Is God a Socialist? Notes on the Jubilee

This is the personification of
Israel from the Comic Torah.
In the seventh year we must
cease from plowing her.
This week's sedra is a stark reminder that living in a "Torah/Bible-based society" will require more than the elimination of homosexuals.God may not like gays but, based on several verses in Behar, it seems clear that He also dislikes property ownership. As per the 25th chapter of Leviticus, your rights as a land owner are severely limited. Not only are you required to sacrifice a year of productivity at the end of every shmita cycle, you're also forbidden to sell your farmland for good. Until the Rabbis worked out a loophole, you were only permitted to lease your land until the next jubilee. Then, it was returned to you.

This isn't capitalism, and its not something the typical right winger supports, or likely even knows exists. Its also hard to see how the rules in Lev 25 might work in modern society. The jubilee provisions make it almost impossible to develop land. They suppress entrepreneurship, and prevent the accumulation of large estates and fortunes. That might be okay for an agrarian society with a population kept stable by wars, infections, and disease, but how can you accommodate population growth if the farmland you'd like to turn into apartments is always due to be returned to someone? Didn't the divine author anticipate penicillin and vaccines?
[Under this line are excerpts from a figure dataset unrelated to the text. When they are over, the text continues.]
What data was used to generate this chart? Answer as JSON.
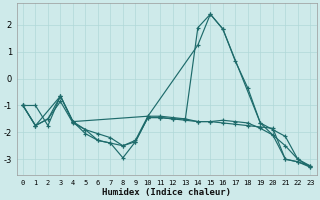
{
  "xlabel": "Humidex (Indice chaleur)",
  "bg_color": "#ceeaea",
  "line_color": "#1e6b6b",
  "grid_color": "#b0d8d8",
  "xlim": [
    -0.5,
    23.5
  ],
  "ylim": [
    -3.6,
    2.8
  ],
  "yticks": [
    -3,
    -2,
    -1,
    0,
    1,
    2
  ],
  "xticks": [
    0,
    1,
    2,
    3,
    4,
    5,
    6,
    7,
    8,
    9,
    10,
    11,
    12,
    13,
    14,
    15,
    16,
    17,
    18,
    19,
    20,
    21,
    22,
    23
  ],
  "series": [
    {
      "x": [
        0,
        1,
        2,
        3,
        4,
        5,
        6,
        7,
        8,
        9,
        10,
        11,
        12,
        13,
        14,
        15,
        16,
        17,
        18,
        19,
        20,
        21,
        22,
        23
      ],
      "y": [
        -1.0,
        -1.75,
        -1.5,
        -0.65,
        -1.6,
        -2.05,
        -2.3,
        -2.4,
        -2.95,
        -2.35,
        -1.45,
        -1.45,
        -1.5,
        -1.55,
        -1.6,
        -1.6,
        -1.65,
        -1.7,
        -1.75,
        -1.8,
        -1.85,
        -3.0,
        -3.1,
        -3.25
      ]
    },
    {
      "x": [
        0,
        1,
        2,
        3,
        4,
        5,
        6,
        7,
        8,
        9,
        10,
        11,
        12,
        13,
        14,
        15,
        16,
        17,
        18,
        19,
        20,
        21,
        22,
        23
      ],
      "y": [
        -1.0,
        -1.75,
        -1.5,
        -0.85,
        -1.65,
        -1.9,
        -2.05,
        -2.2,
        -2.5,
        -2.3,
        -1.4,
        -1.4,
        -1.45,
        -1.5,
        1.9,
        2.4,
        1.85,
        0.65,
        -0.35,
        -1.65,
        -1.9,
        -2.15,
        -3.0,
        -3.3
      ]
    },
    {
      "x": [
        0,
        1,
        3,
        4,
        10,
        14,
        15,
        16,
        19,
        20,
        21,
        22,
        23
      ],
      "y": [
        -1.0,
        -1.75,
        -0.65,
        -1.6,
        -1.4,
        1.25,
        2.4,
        1.85,
        -1.65,
        -2.1,
        -2.5,
        -3.0,
        -3.25
      ]
    },
    {
      "x": [
        0,
        1,
        2,
        3,
        4,
        5,
        6,
        7,
        8,
        9,
        10,
        11,
        12,
        13,
        14,
        15,
        16,
        17,
        18,
        19,
        20,
        21,
        22,
        23
      ],
      "y": [
        -1.0,
        -1.0,
        -1.75,
        -0.65,
        -1.6,
        -1.9,
        -2.3,
        -2.4,
        -2.5,
        -2.35,
        -1.45,
        -1.45,
        -1.5,
        -1.5,
        -1.6,
        -1.6,
        -1.55,
        -1.6,
        -1.65,
        -1.85,
        -2.1,
        -3.0,
        -3.1,
        -3.3
      ]
    }
  ]
}
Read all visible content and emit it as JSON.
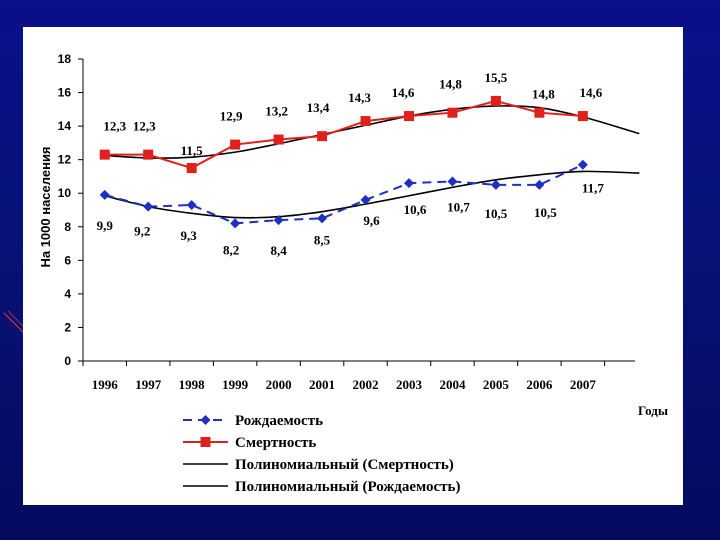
{
  "chart_data": {
    "type": "line",
    "ylabel": "На 1000 населения",
    "xlabel": "Годы",
    "ylim": [
      0,
      18
    ],
    "yticks": [
      0,
      2,
      4,
      6,
      8,
      10,
      12,
      14,
      16,
      18
    ],
    "categories": [
      "1996",
      "1997",
      "1998",
      "1999",
      "2000",
      "2001",
      "2002",
      "2003",
      "2004",
      "2005",
      "2006",
      "2007"
    ],
    "series": [
      {
        "name": "Рождаемость",
        "color": "#1f2fbf",
        "marker": "diamond",
        "dashed": true,
        "values": [
          9.9,
          9.2,
          9.3,
          8.2,
          8.4,
          8.5,
          9.6,
          10.6,
          10.7,
          10.5,
          10.5,
          11.7
        ],
        "labels": [
          "9,9",
          "9,2",
          "9,3",
          "8,2",
          "8,4",
          "8,5",
          "9,6",
          "10,6",
          "10,7",
          "10,5",
          "10,5",
          "11,7"
        ]
      },
      {
        "name": "Смертность",
        "color": "#e0201b",
        "marker": "square",
        "dashed": false,
        "values": [
          12.3,
          12.3,
          11.5,
          12.9,
          13.2,
          13.4,
          14.3,
          14.6,
          14.8,
          15.5,
          14.8,
          14.6
        ],
        "labels": [
          "12,3",
          "12,3",
          "11,5",
          "12,9",
          "13,2",
          "13,4",
          "14,3",
          "14,6",
          "14,8",
          "15,5",
          "14,8",
          "14,6"
        ]
      }
    ],
    "trendlines": [
      {
        "name": "Полиномиальный (Смертность)",
        "color": "#000000",
        "x": [
          0,
          1,
          2,
          3,
          4,
          5,
          6,
          7,
          8,
          9,
          10,
          11,
          12.3
        ],
        "values": [
          12.25,
          12.1,
          12.15,
          12.45,
          12.95,
          13.5,
          14.05,
          14.6,
          15.0,
          15.2,
          15.1,
          14.55,
          13.55
        ]
      },
      {
        "name": "Полиномиальный (Рождаемость)",
        "color": "#000000",
        "x": [
          0,
          1,
          2,
          3,
          4,
          5,
          6,
          7,
          8,
          9,
          10,
          11,
          12.3
        ],
        "values": [
          9.85,
          9.2,
          8.8,
          8.55,
          8.6,
          8.9,
          9.35,
          9.85,
          10.35,
          10.8,
          11.1,
          11.3,
          11.2
        ]
      }
    ],
    "legend": {
      "placement": "bottom",
      "items": [
        {
          "label": "Рождаемость",
          "style": "blue-dashed-diamond"
        },
        {
          "label": "Смертность",
          "style": "red-solid-square"
        },
        {
          "label": "Полиномиальный (Смертность)",
          "style": "black-line"
        },
        {
          "label": "Полиномиальный (Рождаемость)",
          "style": "black-line"
        }
      ]
    }
  }
}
The Rabbis solved the problem by creating* the loophole of a perpetual lease. Though the word of the Torah is usually considered the highest trump card, the Rabbis decided that here, at least, a contract between two people was of greater value. As a result, you can get around the requirement to return farmland to the original owner by signing a 999 year lease. Samson Rephael Hirsch claims that such a lease was only permitted after the fact, or bidieved, but I think the sources are clear that they were signed l'chatchila. Nowadays, none of this is relevant because we've forgotten the count. Because no one knows exactly when a Jubilee year falls, we collectively shrug our shoulders and say, "Oh, well."

I think that along with that shrug, there's also a sigh of relief. People understand that keeping Jubilee would be a disaster for economic progress. So rather than finding a way to rehabilitate it (as in the case of several other commandments) we've found a way to let it slide.

*Don't complain to me about the verb. Per the Rambam, there are five categories of Mesorah. Two of them are definitely from Sinai, the other three are not. The jubilee loophole is a takanah, or something imposed by the Rabbis to address issues that emerged as the world changed. In this case, they saw the problem keeping Jubilee imposed, so they developed a work-around.